Units map[string]LockedUnit
// InputsDigest is the top-level whole-normalized local-scope hash. Empty
// when no local scope has been hashed yet.
InputsDigest string
}
UnitsLock is the config-owned view of the lockfile under the §7A model: the resolved units map plus the top-level inputs_digest (the whole-normalized hash of all local config scopes). Staleness is an inputs_digest mismatch OR a changed declared set OR a per-unit digest mismatch — all cheap, local, and clock-free.
func ReadUnits ¶
ReadUnits loads the §7A units view of an existing lockfile. When the file already carries a "units" section it is read directly; when it does not but a legacy "config"/"packages" pair is present, the legacy shape is migrated in memory (v1 → v2) so callers always see the unified model. A wholly absent or empty lockfile yields an empty (non-nil) units map (§7A.3).
type Verdict ¶
type Verdict struct {
Decision Decision
// Reason explains the decision in operator-facing terms.
Reason string
// Scope is the editability scope that produced the decision. For a derived
// project source this is the scope it derived TO (ScopeLocal for a personal
// project, the governing tier for an owned one).
Scope EditScope
}
Verdict is the full result of an editability check: a Decision plus a human-readable Reason and the Scope that drove it, so callers (and `config explain`/`doctor`) can render WHY a write was allowed, denied, or gated.
type WriteAuthorizer ¶
type WriteAuthorizer interface {
// Authorize returns the verdict for a governed source. Implementations
// should return DecisionAllow/DecisionDeny per their policy; returning a
// non-nil error signals the backend could not reach a decision (e.g. the
// policy service was unreachable), which the Checker treats as a safe
// fail-closed prompt rather than an allow.
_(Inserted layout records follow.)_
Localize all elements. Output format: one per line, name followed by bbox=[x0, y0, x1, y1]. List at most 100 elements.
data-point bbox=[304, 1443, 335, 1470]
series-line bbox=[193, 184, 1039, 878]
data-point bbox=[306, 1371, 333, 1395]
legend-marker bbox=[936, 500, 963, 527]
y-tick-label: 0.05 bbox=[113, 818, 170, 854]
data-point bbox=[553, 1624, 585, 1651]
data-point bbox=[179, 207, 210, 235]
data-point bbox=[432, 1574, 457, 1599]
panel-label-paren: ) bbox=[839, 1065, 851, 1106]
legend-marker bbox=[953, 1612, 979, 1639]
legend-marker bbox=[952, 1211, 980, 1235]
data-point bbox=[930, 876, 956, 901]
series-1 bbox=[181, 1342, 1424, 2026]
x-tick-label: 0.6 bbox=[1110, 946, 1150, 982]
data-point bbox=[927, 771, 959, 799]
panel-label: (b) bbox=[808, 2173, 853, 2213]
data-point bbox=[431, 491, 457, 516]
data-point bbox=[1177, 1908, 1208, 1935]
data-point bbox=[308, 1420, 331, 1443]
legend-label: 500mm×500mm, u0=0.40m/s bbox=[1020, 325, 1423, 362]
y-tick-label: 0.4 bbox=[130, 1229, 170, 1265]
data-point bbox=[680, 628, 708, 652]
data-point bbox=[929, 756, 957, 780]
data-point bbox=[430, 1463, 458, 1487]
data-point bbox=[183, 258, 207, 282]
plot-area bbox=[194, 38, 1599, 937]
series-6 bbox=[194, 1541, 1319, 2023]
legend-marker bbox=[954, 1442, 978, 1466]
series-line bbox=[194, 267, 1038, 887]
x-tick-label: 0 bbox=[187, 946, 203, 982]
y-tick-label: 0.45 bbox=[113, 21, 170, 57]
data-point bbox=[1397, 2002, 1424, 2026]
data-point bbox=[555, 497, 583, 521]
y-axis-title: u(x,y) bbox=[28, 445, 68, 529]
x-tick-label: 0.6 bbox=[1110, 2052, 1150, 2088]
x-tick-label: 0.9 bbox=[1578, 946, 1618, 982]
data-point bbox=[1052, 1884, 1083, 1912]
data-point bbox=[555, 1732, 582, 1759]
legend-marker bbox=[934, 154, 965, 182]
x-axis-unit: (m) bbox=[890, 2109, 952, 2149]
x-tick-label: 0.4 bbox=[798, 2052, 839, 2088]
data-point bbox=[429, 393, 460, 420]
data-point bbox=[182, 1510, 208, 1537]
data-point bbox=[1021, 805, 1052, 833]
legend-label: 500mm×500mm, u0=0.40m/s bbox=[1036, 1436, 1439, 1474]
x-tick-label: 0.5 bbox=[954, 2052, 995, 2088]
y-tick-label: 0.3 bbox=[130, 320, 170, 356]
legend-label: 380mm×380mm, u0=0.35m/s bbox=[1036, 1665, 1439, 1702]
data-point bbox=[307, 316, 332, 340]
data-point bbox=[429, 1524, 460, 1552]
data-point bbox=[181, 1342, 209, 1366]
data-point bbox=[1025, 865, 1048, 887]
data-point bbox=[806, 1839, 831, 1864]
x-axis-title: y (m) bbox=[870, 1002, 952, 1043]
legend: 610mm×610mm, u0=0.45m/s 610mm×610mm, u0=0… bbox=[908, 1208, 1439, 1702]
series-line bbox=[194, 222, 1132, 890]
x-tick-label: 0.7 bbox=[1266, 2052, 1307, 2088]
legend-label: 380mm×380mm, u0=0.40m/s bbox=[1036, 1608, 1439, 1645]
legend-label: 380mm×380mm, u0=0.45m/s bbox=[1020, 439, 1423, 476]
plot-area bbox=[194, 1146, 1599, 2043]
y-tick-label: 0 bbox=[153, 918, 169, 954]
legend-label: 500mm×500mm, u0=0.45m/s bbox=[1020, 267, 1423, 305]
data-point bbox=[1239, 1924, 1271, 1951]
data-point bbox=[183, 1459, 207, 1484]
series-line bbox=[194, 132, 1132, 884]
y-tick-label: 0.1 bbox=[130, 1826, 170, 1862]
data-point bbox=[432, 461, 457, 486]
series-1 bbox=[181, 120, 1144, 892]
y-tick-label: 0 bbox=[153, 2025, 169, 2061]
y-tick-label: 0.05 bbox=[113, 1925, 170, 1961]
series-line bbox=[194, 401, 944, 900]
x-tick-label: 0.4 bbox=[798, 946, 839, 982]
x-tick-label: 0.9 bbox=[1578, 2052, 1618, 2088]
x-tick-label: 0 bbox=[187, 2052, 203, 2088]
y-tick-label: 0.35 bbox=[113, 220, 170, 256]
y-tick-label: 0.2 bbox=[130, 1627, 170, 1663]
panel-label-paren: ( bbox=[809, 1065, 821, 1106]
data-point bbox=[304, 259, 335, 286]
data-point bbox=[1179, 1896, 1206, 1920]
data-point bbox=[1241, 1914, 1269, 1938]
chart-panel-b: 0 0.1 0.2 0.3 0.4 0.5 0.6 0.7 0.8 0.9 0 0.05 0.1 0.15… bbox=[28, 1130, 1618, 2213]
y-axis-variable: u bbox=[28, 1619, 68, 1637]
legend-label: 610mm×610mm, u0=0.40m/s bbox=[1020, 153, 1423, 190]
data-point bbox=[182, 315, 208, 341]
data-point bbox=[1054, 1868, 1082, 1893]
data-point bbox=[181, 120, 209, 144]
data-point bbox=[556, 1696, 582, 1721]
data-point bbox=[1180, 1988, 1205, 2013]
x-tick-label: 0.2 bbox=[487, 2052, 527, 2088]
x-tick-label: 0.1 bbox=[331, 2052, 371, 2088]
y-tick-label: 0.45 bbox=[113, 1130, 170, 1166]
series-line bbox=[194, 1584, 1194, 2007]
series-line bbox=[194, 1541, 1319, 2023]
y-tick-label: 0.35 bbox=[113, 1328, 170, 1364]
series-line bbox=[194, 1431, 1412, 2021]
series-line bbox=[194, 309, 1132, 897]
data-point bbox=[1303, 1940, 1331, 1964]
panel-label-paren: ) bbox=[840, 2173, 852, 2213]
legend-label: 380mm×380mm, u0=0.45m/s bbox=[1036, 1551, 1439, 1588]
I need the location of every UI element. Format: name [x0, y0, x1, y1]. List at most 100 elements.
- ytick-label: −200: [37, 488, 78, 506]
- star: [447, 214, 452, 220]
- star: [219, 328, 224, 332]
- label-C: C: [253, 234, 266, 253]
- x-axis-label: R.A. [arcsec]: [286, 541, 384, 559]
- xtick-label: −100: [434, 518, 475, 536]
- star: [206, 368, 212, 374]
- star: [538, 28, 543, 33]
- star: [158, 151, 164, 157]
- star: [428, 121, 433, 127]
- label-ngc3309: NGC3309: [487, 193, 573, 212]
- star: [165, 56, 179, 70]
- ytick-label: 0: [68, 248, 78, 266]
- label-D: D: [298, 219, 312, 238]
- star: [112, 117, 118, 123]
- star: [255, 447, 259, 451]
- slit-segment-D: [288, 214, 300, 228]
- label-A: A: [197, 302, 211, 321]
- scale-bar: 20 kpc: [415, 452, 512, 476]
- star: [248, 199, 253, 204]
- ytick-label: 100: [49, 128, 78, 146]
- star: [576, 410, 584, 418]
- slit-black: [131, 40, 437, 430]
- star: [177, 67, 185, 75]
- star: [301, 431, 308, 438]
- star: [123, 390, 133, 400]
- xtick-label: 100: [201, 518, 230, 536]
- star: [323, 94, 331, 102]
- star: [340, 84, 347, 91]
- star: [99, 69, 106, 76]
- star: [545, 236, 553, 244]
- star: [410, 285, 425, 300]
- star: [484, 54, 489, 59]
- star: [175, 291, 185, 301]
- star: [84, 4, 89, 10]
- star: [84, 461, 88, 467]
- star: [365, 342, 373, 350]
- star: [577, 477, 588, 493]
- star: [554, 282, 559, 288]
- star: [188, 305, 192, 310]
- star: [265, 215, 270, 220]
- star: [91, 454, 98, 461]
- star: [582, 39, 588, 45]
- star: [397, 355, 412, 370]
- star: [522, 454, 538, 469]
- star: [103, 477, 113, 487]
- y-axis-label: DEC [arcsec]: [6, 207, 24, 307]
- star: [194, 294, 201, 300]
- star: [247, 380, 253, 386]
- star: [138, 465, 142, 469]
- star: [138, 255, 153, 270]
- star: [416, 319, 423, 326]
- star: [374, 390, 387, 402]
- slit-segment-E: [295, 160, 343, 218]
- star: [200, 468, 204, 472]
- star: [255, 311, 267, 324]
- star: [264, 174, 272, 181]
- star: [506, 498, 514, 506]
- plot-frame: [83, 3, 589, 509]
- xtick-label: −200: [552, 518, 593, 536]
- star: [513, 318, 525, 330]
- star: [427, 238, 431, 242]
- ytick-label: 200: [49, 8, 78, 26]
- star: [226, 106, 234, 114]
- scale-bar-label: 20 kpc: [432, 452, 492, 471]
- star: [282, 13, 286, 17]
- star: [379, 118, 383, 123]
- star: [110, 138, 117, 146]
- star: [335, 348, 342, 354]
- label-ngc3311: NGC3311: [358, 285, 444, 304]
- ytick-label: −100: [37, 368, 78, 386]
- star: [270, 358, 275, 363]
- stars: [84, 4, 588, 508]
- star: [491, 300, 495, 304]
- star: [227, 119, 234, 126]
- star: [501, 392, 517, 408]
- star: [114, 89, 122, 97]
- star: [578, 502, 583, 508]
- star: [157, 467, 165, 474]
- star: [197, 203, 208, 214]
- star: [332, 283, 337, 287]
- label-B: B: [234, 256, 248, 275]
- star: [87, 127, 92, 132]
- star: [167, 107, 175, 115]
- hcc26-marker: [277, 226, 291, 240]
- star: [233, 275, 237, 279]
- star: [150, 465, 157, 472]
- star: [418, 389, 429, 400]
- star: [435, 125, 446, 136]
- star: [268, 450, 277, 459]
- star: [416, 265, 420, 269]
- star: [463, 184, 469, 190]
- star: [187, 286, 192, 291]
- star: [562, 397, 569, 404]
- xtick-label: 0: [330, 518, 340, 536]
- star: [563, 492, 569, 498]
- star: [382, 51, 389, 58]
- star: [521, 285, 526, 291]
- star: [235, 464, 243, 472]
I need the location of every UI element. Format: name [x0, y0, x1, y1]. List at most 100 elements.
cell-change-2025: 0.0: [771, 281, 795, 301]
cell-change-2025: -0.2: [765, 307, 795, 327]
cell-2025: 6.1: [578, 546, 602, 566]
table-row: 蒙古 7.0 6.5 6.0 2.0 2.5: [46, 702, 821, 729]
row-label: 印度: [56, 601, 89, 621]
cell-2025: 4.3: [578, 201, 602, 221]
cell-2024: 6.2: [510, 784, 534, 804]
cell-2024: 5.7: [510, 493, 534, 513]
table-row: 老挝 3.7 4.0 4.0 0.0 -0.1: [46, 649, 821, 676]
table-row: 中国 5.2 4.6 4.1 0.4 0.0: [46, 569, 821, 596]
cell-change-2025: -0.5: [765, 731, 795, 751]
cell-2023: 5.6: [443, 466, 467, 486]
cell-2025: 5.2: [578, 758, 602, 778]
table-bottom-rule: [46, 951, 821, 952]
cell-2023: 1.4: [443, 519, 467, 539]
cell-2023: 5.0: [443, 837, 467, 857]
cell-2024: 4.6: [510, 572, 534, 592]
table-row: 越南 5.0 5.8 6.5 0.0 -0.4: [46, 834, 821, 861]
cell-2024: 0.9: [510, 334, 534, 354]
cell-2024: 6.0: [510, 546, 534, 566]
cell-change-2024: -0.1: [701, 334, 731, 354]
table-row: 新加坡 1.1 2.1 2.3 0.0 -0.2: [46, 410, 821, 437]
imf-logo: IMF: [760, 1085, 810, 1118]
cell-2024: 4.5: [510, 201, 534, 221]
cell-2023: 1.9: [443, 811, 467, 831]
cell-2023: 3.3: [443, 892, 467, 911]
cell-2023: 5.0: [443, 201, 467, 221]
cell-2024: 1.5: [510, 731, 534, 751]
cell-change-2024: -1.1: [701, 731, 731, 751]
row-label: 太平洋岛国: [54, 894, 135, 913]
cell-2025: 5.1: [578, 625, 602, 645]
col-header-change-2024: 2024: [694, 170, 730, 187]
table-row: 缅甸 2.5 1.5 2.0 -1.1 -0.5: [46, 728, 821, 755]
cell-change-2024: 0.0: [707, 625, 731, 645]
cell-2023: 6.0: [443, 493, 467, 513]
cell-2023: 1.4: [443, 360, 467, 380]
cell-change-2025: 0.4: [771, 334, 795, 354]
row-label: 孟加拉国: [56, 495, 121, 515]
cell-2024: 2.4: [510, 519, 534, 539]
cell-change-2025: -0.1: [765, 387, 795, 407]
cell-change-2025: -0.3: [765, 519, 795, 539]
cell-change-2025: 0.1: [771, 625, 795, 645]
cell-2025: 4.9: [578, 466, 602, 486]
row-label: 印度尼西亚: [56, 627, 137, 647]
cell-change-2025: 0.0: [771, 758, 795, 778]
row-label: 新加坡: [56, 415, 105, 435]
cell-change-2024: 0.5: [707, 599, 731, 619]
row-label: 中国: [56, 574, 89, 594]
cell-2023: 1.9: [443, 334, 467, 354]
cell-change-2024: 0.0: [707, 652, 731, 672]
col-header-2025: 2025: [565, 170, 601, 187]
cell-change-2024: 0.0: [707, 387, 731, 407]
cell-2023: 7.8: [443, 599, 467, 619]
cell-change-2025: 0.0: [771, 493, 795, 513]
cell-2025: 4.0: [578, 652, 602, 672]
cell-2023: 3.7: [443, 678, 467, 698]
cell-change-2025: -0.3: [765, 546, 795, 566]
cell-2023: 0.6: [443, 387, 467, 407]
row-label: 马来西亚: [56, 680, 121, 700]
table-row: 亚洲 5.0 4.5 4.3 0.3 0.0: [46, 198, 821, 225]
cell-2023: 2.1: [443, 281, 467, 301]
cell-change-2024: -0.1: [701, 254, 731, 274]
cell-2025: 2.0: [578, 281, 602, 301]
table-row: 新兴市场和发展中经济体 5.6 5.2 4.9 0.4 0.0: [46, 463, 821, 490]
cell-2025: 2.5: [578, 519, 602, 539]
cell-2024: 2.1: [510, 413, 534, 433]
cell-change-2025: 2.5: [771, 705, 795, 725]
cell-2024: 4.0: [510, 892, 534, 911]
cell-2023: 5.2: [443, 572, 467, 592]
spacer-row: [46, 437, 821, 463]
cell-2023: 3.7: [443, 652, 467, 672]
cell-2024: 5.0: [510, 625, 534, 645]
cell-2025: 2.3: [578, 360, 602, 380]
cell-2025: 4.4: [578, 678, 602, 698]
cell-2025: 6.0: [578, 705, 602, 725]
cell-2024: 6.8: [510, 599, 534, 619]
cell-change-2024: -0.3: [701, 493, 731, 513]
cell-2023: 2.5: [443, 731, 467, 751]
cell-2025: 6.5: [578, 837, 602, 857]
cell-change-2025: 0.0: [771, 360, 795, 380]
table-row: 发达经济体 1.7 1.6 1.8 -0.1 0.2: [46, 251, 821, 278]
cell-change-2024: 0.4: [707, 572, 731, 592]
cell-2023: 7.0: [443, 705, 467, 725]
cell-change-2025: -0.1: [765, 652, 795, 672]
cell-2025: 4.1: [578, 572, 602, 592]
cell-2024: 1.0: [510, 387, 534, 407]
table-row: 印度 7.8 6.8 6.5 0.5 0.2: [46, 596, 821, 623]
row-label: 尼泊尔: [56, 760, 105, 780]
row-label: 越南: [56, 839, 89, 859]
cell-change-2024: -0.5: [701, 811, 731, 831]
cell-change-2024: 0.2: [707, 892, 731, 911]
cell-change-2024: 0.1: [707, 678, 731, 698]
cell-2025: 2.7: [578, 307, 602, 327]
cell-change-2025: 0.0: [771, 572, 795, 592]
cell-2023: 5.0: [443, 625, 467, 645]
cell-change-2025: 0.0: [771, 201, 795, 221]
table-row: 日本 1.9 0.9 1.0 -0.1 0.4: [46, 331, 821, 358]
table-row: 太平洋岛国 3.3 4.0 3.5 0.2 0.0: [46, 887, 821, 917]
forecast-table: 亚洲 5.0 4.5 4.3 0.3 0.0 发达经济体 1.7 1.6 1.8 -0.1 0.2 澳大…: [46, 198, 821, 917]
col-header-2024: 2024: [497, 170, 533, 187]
Authorize(p Principal, s WriteTarget) (Verdict, error)
}
WriteAuthorizer is the policy-backend-AGNOSTIC seam org/team governance plugs into (the adapter-contract pattern). A backend answers, for a governed (team/org) source, whether the principal may write it. The default Checker calls a backend only for governed scopes; local and personal-project writes never reach a backend.
Backends are intentionally NOT registered here — registration/selection is a downstream concern. This file ships only the contract and a nil-safe default.
type WriteTarget ¶
type WriteTarget struct {
// ID is the stable local source identifier (the `id` in the `sources`
// array, §3) used by `--source`.
ID string
// Scope is the source's editability scope (ownership tier).
Scope EditScope
// Owner names the team/org that owns a governed (team/org) source, or the
// owner of a project source when project ownership is a team/org. Empty
// Owner on a project scope means a personal/unowned project, which derives
// to local-writable.
Owner string
}
WriteTarget identifies the destination of a write through the editability seam. It is distinct from the wire-format Source (agentsrc.go): a Source declares transport/versioning; a WriteTarget carries the ownership SCOPE and owner that govern who may write it.